The only way to be sure you won’t get pregnant is to not have sexual intercourse. However, there are many methods to reduce your chances of becoming pregnant if you’re sexually active. There are many methods that you can discuss with your doctor and choose from to prevent you from becoming pregnant. I have highlighted just a few and your doctor will give you more insight. More so, ask your parents or peer counselors about them and will guide you through choosing one. Remember, I am not advocating for teenage sex before marriage, but it is critically important that you should know about these methods.

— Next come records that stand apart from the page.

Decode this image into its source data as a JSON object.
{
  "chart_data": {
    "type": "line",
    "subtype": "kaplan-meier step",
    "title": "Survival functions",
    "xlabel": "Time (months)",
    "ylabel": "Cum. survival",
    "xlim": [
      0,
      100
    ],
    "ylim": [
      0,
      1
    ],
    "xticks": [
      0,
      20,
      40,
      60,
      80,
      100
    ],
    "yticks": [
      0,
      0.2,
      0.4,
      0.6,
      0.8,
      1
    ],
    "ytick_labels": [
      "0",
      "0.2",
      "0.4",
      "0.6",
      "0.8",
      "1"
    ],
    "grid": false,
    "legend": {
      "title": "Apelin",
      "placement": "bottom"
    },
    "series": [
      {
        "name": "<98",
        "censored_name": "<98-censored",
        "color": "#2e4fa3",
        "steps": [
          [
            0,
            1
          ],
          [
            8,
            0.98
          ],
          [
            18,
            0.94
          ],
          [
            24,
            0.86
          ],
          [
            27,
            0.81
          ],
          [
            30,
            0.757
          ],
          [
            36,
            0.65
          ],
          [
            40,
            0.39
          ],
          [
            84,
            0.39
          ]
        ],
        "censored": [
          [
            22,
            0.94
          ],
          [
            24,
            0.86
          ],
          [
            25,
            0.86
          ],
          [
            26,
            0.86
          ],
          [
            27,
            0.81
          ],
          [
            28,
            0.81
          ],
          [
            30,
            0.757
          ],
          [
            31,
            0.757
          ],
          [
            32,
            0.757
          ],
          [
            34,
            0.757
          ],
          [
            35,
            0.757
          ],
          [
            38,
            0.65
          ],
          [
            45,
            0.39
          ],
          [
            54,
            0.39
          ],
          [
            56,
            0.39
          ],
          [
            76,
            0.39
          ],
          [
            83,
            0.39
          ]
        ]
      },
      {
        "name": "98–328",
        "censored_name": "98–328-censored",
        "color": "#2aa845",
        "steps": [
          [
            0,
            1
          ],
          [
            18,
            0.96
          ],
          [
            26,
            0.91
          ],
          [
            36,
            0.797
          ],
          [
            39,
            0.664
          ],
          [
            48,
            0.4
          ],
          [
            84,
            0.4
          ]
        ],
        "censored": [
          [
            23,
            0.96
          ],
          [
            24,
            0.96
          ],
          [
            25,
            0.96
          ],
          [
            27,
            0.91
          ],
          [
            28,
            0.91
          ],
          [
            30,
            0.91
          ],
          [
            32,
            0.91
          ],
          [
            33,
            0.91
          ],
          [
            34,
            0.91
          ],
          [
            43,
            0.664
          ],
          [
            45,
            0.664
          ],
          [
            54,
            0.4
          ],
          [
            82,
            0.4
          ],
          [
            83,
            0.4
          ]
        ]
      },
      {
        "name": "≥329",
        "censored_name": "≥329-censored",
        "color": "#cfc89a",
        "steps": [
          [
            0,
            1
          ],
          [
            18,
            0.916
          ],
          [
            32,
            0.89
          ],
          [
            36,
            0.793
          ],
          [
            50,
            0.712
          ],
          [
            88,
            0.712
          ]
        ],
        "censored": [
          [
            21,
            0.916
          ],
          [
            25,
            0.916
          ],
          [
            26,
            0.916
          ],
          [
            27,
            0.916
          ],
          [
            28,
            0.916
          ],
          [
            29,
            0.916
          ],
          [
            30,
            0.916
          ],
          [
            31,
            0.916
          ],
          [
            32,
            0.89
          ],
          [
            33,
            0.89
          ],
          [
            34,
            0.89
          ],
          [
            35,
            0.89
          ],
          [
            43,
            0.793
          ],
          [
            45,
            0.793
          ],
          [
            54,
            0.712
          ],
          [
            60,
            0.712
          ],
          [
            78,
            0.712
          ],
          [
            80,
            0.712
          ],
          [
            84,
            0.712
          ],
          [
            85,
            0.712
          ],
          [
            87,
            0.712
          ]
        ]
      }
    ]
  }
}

  • Intrauterine device (IUD)-An intrauterine device (IUD) is a device a doctor implants in your uterus. The procedure is well tolerated, and hospitalization isn’t required. 

  • Birth control implant-Several birth control methods affect hormone levels in your body, so you’re less likely to get pregnant. This is a very small plastic stick that’s inserted under the skin of your arm. Implants stay in place for up to three years. They have a 99 percent rate of effectiveness.

  • Birth control pills, shots, and patches also affect your hormone levels. They have an effectiveness rate of 91 to 94 percent.

  • Over the counter birth control methods- You can also buy OTC birth control at a drugstore and some supermarkets. These methods are not as effective as prescription birth control, but they do reduce your chance of getting pregnant. They include condoms, morning after-pill and birth control sponge. Visit your local drug store for more information on these OTC birth controls.

We can all help prevent teenage pregnancies by offering the right guidance and information to our teenage sexually active would be mothers and fathers. There are many methods available to help prevent pregnancy, including IUDs, birth control pills, and condoms. If you become a teen mother or father, there are available support systems that you can seek within your region or your city. Remember, relationships are your greatest strengths to win over this. All is not lost; you can still realign your priorities and deliver a healthy baby. Talk with your family and you will not be far away home from the necessary help you need. By and by, do not get pregnant if you are not ready to face the consequences that we have discussed in this article.

 Well, if you stay well and healthy, you will not need to worry.